C’est un bar. Un petit bar. Ici, on appelle ça un maquis. C’est dans le noir. Dans l’écho du noir. Dans le profond. Tous pareils. Toujours. Pas d’enseignes. Pas de panneaux. Pas de pub. Il faut connaître le sombre pour trouver. Il faut être chat. Déchiffrer. Écarter la poussière. Deviner les maigres signaux lumineux appelant les naufragés du cafard. C’est un bar à l’ombre de l’ombre. Un bar plein de ceux qui, sur le radeau de leur vie, ont bouffé leurs mains pour être sûrs de ne plus jamais travailler. C’est un bar de blues. Un bar d’épaves. C’est un bar où tu bouffes ta dernière cigarette. Tes derniers cent balles. Ton putain de sourire perdu. Et tes yeux dans le monde. Et tes yeux dans le vide. Et la bière qui passe…

…et la bière qui passe encore. Il y a de plus en plus de monde au comptoir. C’est de la musique qui se réveille. De la danse qui s’agite. Un tango qui s’allume. L’alcool qui commence à allumer ses feux de brousse. C’est le masque de ta sale gueule qui se casse la gueule.

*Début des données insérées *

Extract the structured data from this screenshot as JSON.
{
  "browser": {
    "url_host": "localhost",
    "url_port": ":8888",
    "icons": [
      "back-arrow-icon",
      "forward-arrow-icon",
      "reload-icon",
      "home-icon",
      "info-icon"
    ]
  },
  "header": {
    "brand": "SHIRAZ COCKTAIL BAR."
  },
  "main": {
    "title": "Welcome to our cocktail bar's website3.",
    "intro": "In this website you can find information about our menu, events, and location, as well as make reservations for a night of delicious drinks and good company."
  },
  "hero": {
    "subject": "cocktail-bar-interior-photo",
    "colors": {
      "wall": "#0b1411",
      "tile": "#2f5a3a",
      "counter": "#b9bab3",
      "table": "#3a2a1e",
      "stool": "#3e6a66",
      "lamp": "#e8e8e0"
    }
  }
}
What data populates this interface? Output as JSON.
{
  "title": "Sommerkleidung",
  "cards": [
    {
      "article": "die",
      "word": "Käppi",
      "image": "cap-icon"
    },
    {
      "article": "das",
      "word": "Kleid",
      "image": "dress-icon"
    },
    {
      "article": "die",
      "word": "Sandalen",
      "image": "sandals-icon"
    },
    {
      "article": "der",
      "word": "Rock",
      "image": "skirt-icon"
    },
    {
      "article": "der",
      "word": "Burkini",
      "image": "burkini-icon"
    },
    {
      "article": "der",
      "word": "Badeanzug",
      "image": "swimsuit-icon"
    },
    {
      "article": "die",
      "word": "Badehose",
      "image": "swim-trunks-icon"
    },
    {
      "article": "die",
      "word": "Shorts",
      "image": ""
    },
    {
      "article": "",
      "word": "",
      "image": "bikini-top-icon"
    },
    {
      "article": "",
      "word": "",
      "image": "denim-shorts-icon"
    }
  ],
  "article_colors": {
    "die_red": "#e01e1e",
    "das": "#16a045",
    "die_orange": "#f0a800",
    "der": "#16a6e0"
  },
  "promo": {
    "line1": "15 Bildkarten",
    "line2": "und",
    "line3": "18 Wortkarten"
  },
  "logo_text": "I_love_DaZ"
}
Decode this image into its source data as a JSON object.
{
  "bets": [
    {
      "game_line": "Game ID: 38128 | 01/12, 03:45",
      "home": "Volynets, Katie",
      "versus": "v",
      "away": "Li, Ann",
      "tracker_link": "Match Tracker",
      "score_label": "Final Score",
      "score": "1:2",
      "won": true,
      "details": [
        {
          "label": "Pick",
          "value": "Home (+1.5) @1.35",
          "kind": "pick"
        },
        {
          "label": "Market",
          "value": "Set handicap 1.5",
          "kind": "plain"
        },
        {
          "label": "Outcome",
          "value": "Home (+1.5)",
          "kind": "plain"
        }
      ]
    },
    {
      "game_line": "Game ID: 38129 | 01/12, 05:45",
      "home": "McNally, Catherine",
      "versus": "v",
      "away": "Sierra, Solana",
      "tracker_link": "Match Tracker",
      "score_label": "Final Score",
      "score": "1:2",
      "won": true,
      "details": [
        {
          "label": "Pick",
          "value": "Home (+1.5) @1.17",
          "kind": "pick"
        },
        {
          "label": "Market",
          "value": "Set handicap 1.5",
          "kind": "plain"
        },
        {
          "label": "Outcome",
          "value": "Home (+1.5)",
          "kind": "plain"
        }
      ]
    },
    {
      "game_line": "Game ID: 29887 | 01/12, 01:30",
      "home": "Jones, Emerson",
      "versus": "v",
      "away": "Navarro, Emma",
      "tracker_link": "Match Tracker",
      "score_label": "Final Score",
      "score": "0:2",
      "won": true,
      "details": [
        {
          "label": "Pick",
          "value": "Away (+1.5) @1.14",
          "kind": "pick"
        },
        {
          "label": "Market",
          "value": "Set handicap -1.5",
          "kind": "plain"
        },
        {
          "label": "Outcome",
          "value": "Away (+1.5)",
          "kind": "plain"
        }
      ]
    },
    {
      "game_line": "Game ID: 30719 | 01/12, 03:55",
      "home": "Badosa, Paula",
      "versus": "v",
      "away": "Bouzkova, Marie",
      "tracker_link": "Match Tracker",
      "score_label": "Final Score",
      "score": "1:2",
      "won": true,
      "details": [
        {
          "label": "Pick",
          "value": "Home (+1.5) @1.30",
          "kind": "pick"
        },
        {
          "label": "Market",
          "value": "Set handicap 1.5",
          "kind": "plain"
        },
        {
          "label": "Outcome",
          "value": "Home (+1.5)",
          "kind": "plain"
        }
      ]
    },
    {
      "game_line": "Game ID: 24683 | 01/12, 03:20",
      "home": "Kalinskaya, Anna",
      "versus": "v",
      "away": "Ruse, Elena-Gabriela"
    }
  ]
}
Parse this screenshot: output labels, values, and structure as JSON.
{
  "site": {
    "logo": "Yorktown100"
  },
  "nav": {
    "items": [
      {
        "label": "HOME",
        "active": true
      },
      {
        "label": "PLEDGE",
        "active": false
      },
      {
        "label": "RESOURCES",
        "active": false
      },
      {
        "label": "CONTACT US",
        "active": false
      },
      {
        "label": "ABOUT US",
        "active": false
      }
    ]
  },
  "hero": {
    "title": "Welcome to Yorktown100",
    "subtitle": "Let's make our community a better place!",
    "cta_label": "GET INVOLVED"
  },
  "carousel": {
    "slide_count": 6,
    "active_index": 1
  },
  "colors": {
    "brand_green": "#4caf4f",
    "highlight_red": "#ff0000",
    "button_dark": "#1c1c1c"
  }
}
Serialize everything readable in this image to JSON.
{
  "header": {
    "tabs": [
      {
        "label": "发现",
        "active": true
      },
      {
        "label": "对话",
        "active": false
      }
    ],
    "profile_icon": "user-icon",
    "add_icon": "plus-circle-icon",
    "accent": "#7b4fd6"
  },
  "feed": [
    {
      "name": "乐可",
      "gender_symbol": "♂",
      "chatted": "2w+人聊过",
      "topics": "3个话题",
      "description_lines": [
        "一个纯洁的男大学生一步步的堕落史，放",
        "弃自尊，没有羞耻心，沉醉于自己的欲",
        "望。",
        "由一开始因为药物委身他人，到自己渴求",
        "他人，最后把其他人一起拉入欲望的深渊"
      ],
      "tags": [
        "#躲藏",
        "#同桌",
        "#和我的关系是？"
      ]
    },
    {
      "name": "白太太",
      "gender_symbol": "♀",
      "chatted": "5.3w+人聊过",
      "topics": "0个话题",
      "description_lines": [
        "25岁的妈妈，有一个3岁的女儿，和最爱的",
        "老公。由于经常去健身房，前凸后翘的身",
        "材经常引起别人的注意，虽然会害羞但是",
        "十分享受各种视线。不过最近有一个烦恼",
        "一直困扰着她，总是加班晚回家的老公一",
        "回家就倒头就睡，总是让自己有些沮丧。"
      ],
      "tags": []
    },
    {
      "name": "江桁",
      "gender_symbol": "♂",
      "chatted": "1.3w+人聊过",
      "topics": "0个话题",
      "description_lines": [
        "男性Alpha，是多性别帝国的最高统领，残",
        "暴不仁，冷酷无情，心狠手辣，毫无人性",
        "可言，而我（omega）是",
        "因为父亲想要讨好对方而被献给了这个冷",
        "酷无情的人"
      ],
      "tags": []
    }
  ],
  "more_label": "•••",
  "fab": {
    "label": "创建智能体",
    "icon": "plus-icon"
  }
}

Un sourire qui pousse. Un rire qui va s’éteindre là pour déteindre ici. Une étincelle, et tout bouge. La vie en loque éclate. Se moque de tout. La nuit protège. La nuit enveloppe. La nuit qui sent la pisse et la sueur. La nuit baisée debout par des astéroïdes bourrés, rieurs, acides et dansants. Et la bière qui passe…

…et la bière qui passe encore. Chaude. Plate. Dégueulasse. A la table voisine, une carcasse d’humain. Il vide des bières comme on vide une poubelle. Se lève, va se vider dans une pute comme on bourre une poubelle. Revient satisfait, répugnant, commande des bières…
C’est l’heure ou les portes des chambres de passe sont des ailes de colibris. Ça rentre, ça sort, ça titube, ça vomis du bruit. C’est l’heure crade. L’heure de la putain. L’heure ou les gamines ont toutes dix-huit ans et pas la maladie. L’heure ou le rimmel est la teinte même de la nuit. Les regards ont des crocs. Les sourires ont du vice. Les verres sont pleins de bave. Les cœurs sont en rut. Les billets se défroissent. Peu importe le prix. Cinq minute de baise artificielle. Cinq minute de cul frelaté. Même dans l’ordure. Même dans des draps déjà mille fois trempés. Même la bite enfoncée dans une guillotine. Peu importe le prix, l’illusion de l’amour n’en a pas… Et la bière qui passe…

…et la bière qui passe encore. La bière qui coule à flot dans le ventre de cette atmosphère animale. C’est un bar pour les paumés, pour les échoués de la vie. Un bar pour les corbeaux, les épouvantails gonflés à l’alcool. C’est comme un hôpital de musique, une morgue joyeuse ou un cimetière ambulant. On y vide sa solitude, on y vide des verres, on s’y vide les couilles, à l’envi. C’est selon… Le bonheur est à sa place : au sol, foulé du pied. C’est un petit bar sale. C’est un petit maquis dégueulasse. C’est un petit cercle immonde. Un petit cercle vicelard où la vie est synonyme de mirage et d’alcool et de danse et d’amour encore. Même faux, pourvu qu’il soit amour. Même déteint, même maquillé, même pourri. Ignoble mais doux. Doux, doux à crever.